Again, Indonesia – which is “rapidly undergoing a transformation in that space” – is the standout example. Monaghan highlights the case of Wings Corp., one of the country’s largest manufacturers of fast-moving consumer goods. In the instant noodles segment, Wings has a 15%-20% share to the 70% of Indofood Sukses Mukmur, which is part of the Salim Group, Indonesia’s largest conglomerate; but the challenger is now reeling in the long-time market leader. Meanwhile, in the personal care and household products market, Wings is beginning to take the fight to Unilever Indonesia.
Opportunities for growth
This is a snapshot of the competitive environment at the large end of the consumer sector, companies of sufficient size that they appear on the radar of equities analysts. But the changes taking place add credence to what private equity players describe as a flowering of an entrepreneurial class across the region. Vietnam, the Philippines, Indonesia and Malaysia are all at different points on the path towards organized retail and commoditized consumerism – and each market presents unique challenges – but there are no shortage of opportunities for growth capital.
Backed by investments of anything from $5 million to $50 million, consumer companies that successfully build out their branch networks and enlarge revenue streams are strong candidates for sale to either larger buyout firms or to multinationals looking for greater Southeast Asian exposure.
Mekong Capital has taken Mobile World from a five-store outfit in 2007 to become Vietnam’s largest independent mobile phone retail chain with 110 branches. Chris Freund, managing partner at Mekong Capital, tells AVCJ that there has been considerable interest from private equity firms that typically focus on China and India, and he expects a deal to go through quite soon. Freund sees similar development paths for restaurants and convenience stores.
Kuala Lumpur-based Navis Capital has already been through the expansion and trade sale process with diaper manufacturer Drypers Asia. It bought the company in 2001, widened its market in Southeast Asia, and sold out to SCA, a Swedish hygiene products firm, three years later. In January 2010, Navis took a majority stake in Alliance Cosmetics Group and is busy adding Indonesia and Vietnam to the company’s traditional target markets of Malaysia, Singapore and Brunei. A trade sale is a possible future outcome for this investment too, but Rodney Muse, co-managing partner at Navis, warns that it is not simply a case of going through the motions. “We might see many consumer-related opportunities but Alliance is a jewel that only comes along once in a 5-10 year period,” he says.

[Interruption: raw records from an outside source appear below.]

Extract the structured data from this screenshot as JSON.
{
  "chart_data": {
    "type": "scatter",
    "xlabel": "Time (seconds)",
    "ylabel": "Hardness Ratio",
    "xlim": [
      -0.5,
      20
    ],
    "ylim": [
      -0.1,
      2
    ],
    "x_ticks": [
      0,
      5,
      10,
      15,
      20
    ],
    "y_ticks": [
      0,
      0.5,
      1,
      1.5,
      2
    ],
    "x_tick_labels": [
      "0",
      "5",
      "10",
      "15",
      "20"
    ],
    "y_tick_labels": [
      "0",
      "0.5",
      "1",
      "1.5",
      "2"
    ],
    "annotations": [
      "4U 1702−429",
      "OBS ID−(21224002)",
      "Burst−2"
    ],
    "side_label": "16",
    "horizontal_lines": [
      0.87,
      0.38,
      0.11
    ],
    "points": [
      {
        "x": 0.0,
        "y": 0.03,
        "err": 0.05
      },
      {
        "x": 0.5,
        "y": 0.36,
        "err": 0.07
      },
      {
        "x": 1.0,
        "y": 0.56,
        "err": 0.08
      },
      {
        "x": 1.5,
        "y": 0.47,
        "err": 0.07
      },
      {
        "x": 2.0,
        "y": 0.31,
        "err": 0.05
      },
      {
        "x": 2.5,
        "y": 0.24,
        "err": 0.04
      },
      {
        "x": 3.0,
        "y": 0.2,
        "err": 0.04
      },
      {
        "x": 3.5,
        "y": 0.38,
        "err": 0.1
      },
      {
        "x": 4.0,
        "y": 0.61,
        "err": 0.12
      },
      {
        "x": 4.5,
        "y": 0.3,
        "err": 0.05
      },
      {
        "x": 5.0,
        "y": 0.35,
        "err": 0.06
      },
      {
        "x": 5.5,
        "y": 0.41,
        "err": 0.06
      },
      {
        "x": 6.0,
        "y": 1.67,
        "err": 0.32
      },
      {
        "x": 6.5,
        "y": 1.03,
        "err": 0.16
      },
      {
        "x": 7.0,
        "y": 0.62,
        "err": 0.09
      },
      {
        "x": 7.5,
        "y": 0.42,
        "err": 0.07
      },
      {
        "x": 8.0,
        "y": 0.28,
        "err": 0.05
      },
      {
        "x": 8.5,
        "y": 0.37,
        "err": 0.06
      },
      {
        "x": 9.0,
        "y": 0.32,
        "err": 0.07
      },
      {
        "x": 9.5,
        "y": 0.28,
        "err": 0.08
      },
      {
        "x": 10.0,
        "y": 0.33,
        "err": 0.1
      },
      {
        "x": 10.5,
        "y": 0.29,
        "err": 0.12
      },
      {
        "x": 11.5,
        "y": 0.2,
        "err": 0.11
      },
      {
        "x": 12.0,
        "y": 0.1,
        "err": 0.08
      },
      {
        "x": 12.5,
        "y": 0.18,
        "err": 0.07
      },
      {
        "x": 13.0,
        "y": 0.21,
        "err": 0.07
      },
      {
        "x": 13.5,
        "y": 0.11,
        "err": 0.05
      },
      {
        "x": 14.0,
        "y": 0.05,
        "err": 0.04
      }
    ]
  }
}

Navis uncovered Alliance after trawling through countless companies in the fast-moving consumer goods sphere. It was attracted the cosmetics firm’s high growth, high margins and strong indigenous brands. According to Muse, realistic investment targets that meet these criteria are in short supply in Southeast Asia, so they command premium prices.
With the exception of Vietnam, deal valuations are going up across the region. Given the influx of new investors, this situation isn’t likely to change in the near term. A typical mid-market transaction was $20 million ten years ago; it is now $50 million today and few are willing to doubt that it will be $100 million in ten years time.
Private equity players are therefore left weighing up potential growth versus current valuations. Indonesia, Malaysia, Vietnam and the Philippines are generating more interest because the balance appears to be tilting unfavorably in China and India. It remains to be seen whether an Asia-obsessed investor community ends up going the same way. Exposure to the Southeast Asian consumer is desirable, but not at any price.